В это самое время из улицы Сен-Пьерр выезжала на площадь телега, запряженная сильною нормандскою ломовою лошадью и окруженная всадниками в фиолетовых камзолах, с нашитыми на них белыми крестами. Сержанты очищали ей путь сквозь толпу, отвешивая направо и налево удары своими булавами. Рядом с телегой ехало верхом несколько судебных приставов и полицейских чиновников, которых не трудно было узнать по их черным одеждам и по той неловкой манере, с которою они сидели на конях. Впереди их ехал Жак Шармолю.

На позорной колеснице сидела молодая девушка со связанными назад руками; подле нее не видно было священника. Одета она была в одну только рубашку; ее длинные, черные волосы (тогда существовал обычай остригать у осужденных на смерть волосы только на эшафоте) падали в беспорядке на ее обнаженные наполовину грудь и плечи.

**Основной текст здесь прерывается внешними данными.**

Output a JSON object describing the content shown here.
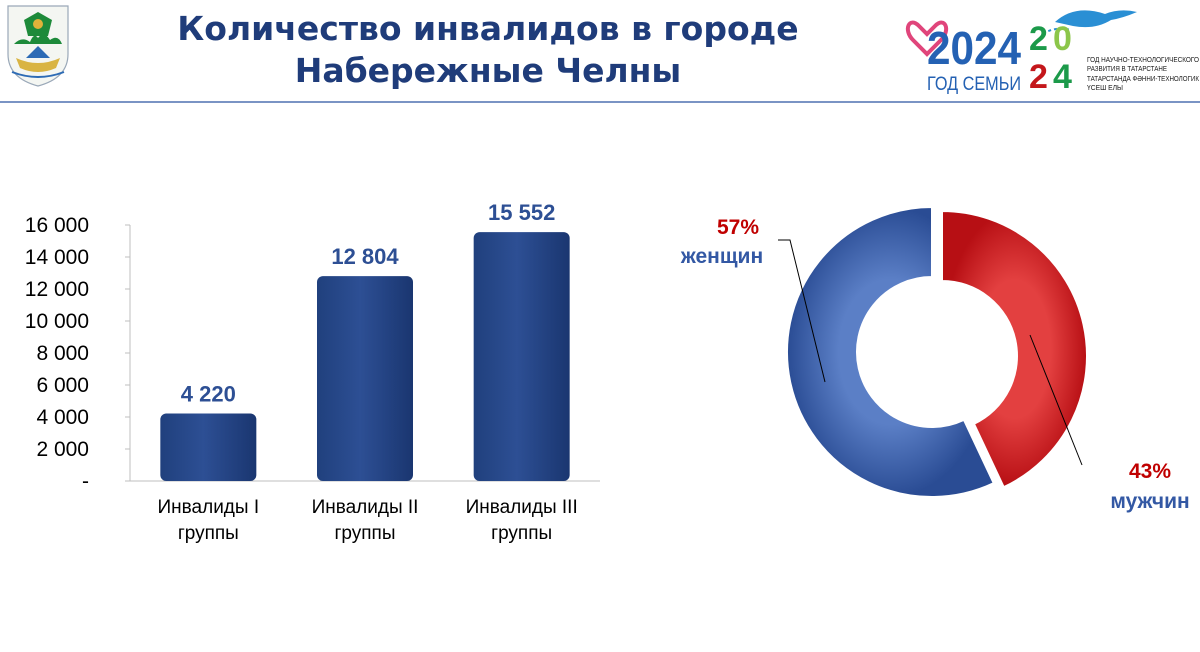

Сквозь густые, роскошные волосы ее, более блестящие, чем вороново крыло, можно было разглядеть обмотанную вокруг ее шеи веревку, которая натирала ее хрупкие ключицы и обвивалась вокруг шеи бедной девушки, как земляной червь вокруг розы. Под этой веревкой можно было разглядеть блестевшую на солнце, маленькую ладанку, вышитую бисером, которую, вероятно, оставили при ней в виду обычая – не отказывать осужденным на смерть в их последней просьбе. Зрители, смотревшие в окно, могли разглядеть на дне телеги голые ноги ее, которые она старалась скрыть под сиденьем, так как невинная женщина остается целомудренной до последней минуты. У ног ее лежала маленькая козочка с связанными ногами. Осужденная поддерживала зубами сорочку свою, спускавшуюся с плеч. Ясно было видно, что даже в эту страшную минуту она страдала при мысли о том, что ее выставляли в таком виде, полунагою, на всеобщий позор. И к чему ей было теперь это ее целомудрие!

– О, Господи Иисусе! – воскликнула Флер-де-Лис, обращаясь к капитану, – посмотрите-ка, милый кузен! Это та противная цыганка с козою!

И с этими словами она обернулась к Фебу. Он был чрезвычайно бледен и не спускал глаз с телеги.

– Какая цыганка? Какая коза? – пробормотал он.